Is it possible to use SQLite in EFS reliably?
Asked Answered
C

1

8

Is it possible to use SQLite in AWS EFS safely? In my readings trying to determine if this is viable there appears to be some allusions that it should be doable since AWS EFS implemented NFSv4 back in 2017. In practice I am having no luck getting consistent behavior out of it.

Quick Points:

  1. "Just use AWS RDS": Due to issues with other AWS architecture another team has implemented we are trying to work around resource starving cause by the API (DynamoDB isn't an option)
  2. "This goes against SQLite's primary use case (being a locally access DB): Yes, but given the circumstances it seems like the best approach.
  3. I have verified that we are running nfsv4 on our EC2 instance

Current results are very inconsistent with 3 exceptions encountered irrespective of approach I use

  1. "file is encrypted or is not a database"
  2. "disk I/O error (potentially related to EFS open file limits)"
  3. "database disk image is malformed" (The database actually isn't corrupted after this)

database code:

SQLITE_VAR_LIMIT = 999
dgm_db_file_name = ''
db = SqliteExtDatabase(None)
lock_file = f'{os.getenv("efs_path", "tmp")}/db_lock_file.lock'


def lock_db_file():
    with open(lock_file, 'w+') as lock:
        limit = 900
        while limit:
            try:
                fcntl.flock(lock, fcntl.LOCK_EX | fcntl.LOCK_NB)
                print(f'db locked')
                break
            except Exception as e:
                print(f'Exception: {str(e)}')
                limit -= 1
                time.sleep(1)

    if not limit:
        raise ValueError(f'Timed out after 900 seconds while waiting for database lock.')


def unlock_db_file():
    with open(lock_file, 'w+') as lock:
        fcntl.flock(lock, fcntl.LOCK_UN)
        print(f'db unlocked')


def initialize_db(db_file_path=dgm_db_file_name):
    print(f'Initializing db ')
    global db
    db.init(db_file_path, pragmas={
        'journal_mode': 'wal',
        'cache_size': -1 * 64000,  # 64MB
        'foreign_keys': 1})
    print(f'db initialized')


class Thing(Model):
    name = CharField(primary_key=True)
    etag = CharField()
    last_modified = CharField()

    class Meta:
        database = db

    def __init__(self, *args, **kwargs):
        super().__init__(*args, **kwargs)   

    @staticmethod
    def insert_many(stuff):
        data = [(k, v['ETag'], v['Last-Modified']) for k, v in stuff.items()]
        fields = [Thing.name, Thing.etag, Thing.last_modified]
        limit = 900
        while True:
            try:
                with db.atomic():
                    for key_batch in chunked(data, SQLITE_VAR_LIMIT // len(fields)):
                        s = Thing.insert_many(key_batch, fields=[Thing.name, Thing.etag, Thing.last_modified]) \
                            .on_conflict_replace().execute()
                break
            except Exception as e:
                print(f'Exception: {str(e)}')
                print(f'Will try for {limit} more seconds.')
                limit -= 1
                time.sleep(1)

        if not limit:
            raise ValueError('Failed to exectue query after 900 seconds.')

Example Call:

        print(f'Critical section start')
        # lock_db_file() # I have tried with a secondary lock file as well
        self.stuff_db = Thing()
        if not Path(self.db_file_path).exists():
            initialize_db(self.db_file_path)
            print('creating tables')
            db.create_tables([Thing], safe=True)
        else:
            initialize_db(self.db_file_path)

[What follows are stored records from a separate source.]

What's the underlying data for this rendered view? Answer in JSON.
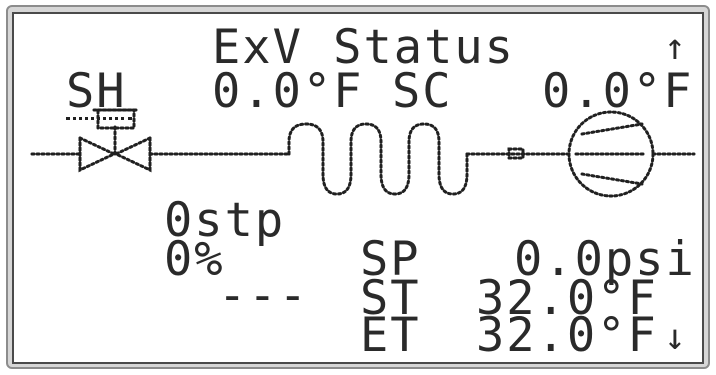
{
  "screen": {
    "title": "ExV Status",
    "scroll_up_symbol": "↑",
    "scroll_down_symbol": "↓",
    "sh_label": "SH",
    "sh_value": "0.0°F",
    "sc_label": "SC",
    "sc_value": "0.0°F",
    "valve_steps": "0stp",
    "valve_percent": "0%",
    "valve_status_dash": "---",
    "sp_label": "SP",
    "sp_value": "0.0psi",
    "st_label": "ST",
    "st_value": "32.0°F",
    "et_label": "ET",
    "et_value": "32.0°F"
  },
  "colors": {
    "lcd_pixel": "#202020",
    "lcd_background": "#ffffff",
    "bezel": "#d6d6d6"
  }
}
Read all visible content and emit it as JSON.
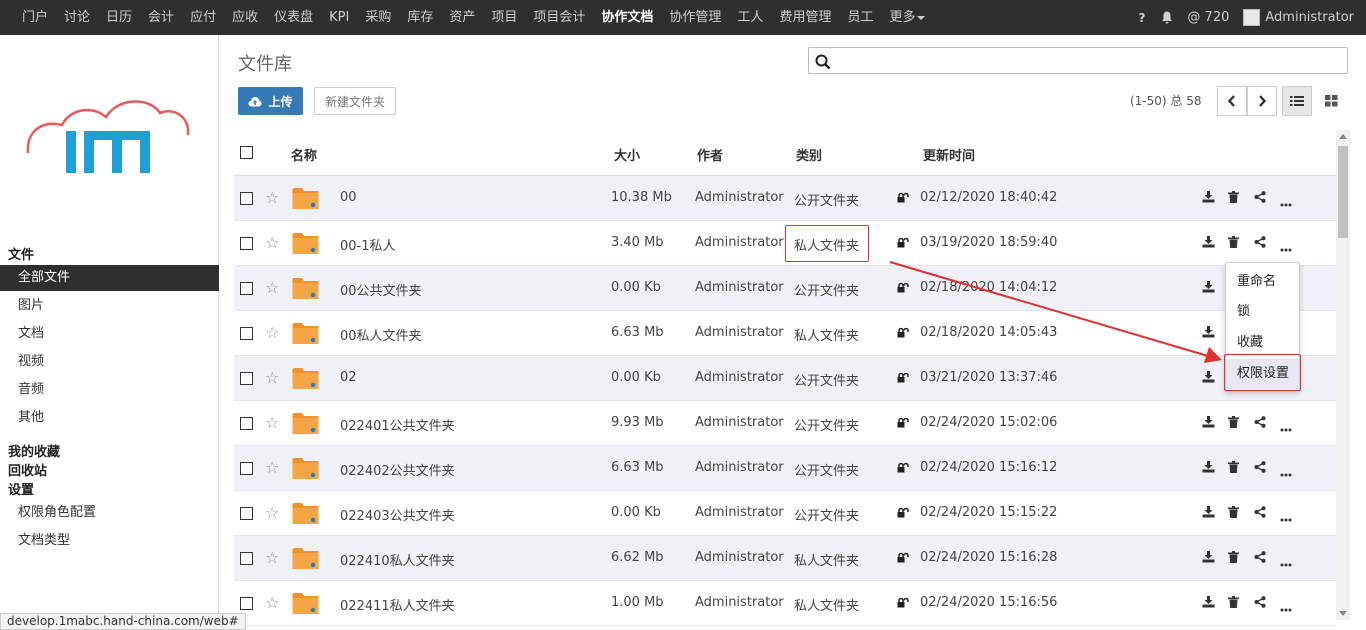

        getattr(Thing, insert_many)(self.stuff_db, stuff_db)
        # db.close()
        # unlock_db_file()
        print(f'Critical section end')
        print(f'len after update: {len(stuff)}')

Additional peculiarities:

  • If a lamda gets stuck catching the "malformed image" exception and a new lambda execution is triggered, the error resolves in the other lambda.
Coumarin answered 8/2, 2022 at 23:31 Comment(8)
Can you use pragma synchronous = 1? Does it change anything?Inrush
@Inrush So I just tried this out and it resulted in a new exception: "locking protocol". It seems like there is something going on behind the scenes that is causing this to not work, like maybe when the lambda execution completes.Coumarin
I assume you also followed this guide (or similar) docs.aws.amazon.com/efs/latest/ug/efs-onpremises.html and I cannot see there any mounting option which would make any significant difference (unless you mount as a wrong nfs version or something similar). If you run it in lambda - yes, that can have some consequences I would consider (if you do not do) switch vpc-endpoint/no vpc endpoint docs.aws.amazon.com/efs/latest/ug/efs-vpc-endpoints.html to the other option. Otherwise - maybe it really does not work....Inrush
@Inrush The configuration for EFS was done by another developer but I did confirm that the NFS version is v4 so that isn't an issue. I can confirm that the problem is caused by concurrent lambda access though as I have a working solution that limits lambda execution 1 one instance and there are no issues.Coumarin
Can you run one lambda and one instance from e.g. a temporary ec2 or just different service, would it work? I am curious if it is caused by the lambda environment or concurrency per se.Inrush
@Inrush Well I finally got it to work. I had to use the peewee APSWDatabase class and pass it the keyword vfs='unix-excl'. I'm not sure of the broader implications of this other than I know that effects how the locking works.Coumarin
great work! I mean, it is for sure an edge use case, but it is at least an interesting possibility and your project is a proof that it has practical usage. You solved it yourself, but thanks for sharing the results.Inrush
The problem here is that you are using journal_mode=WAL which is expected to work only on local filesystems with shared memory support (see sqlite.org/wal.html). So the only documented option for network filesystem is to use locking_mode=EXCLUSIVE, see chapter "Use of WAL Without Shared-Memory".Anabas
C
6

After some trial and error I discovered it is a workable solution. It appears that the design will need to use APSWDatabase(..., vfs='unix-excl') to properly enforce locking.

Database code:

from peewee import *
from playhouse.apsw_ext import APSWDatabase

SQLITE_VAR_LIMIT = 999
db = APSWDatabase(None, vfs='unix-excl')


def initialize_db(db_file_path):
    global db
    db.init(db_file_path, pragmas={
        'journal_mode': 'wal',
        'cache_size': -1 * 64000})
    db.create_tables([Thing], safe=True)

    return Thing()


class Thing(Model):
    field_1 = CharField(primary_key=True)
    field_2 = CharField()
    field_3 = CharField()

    class Meta:
        database = db

This allows for the following usage:

        db_model = initialize_db(db_file_path)
        with db:
            # Do database queries here with the db_model
            pass

Note: If you don't use the context managed database connection you will need to explicitly call db.close() otherwise the lock will not be released from the file. Additionally, calling db_init(...) causes a lock to be placed on the databased until it is closed.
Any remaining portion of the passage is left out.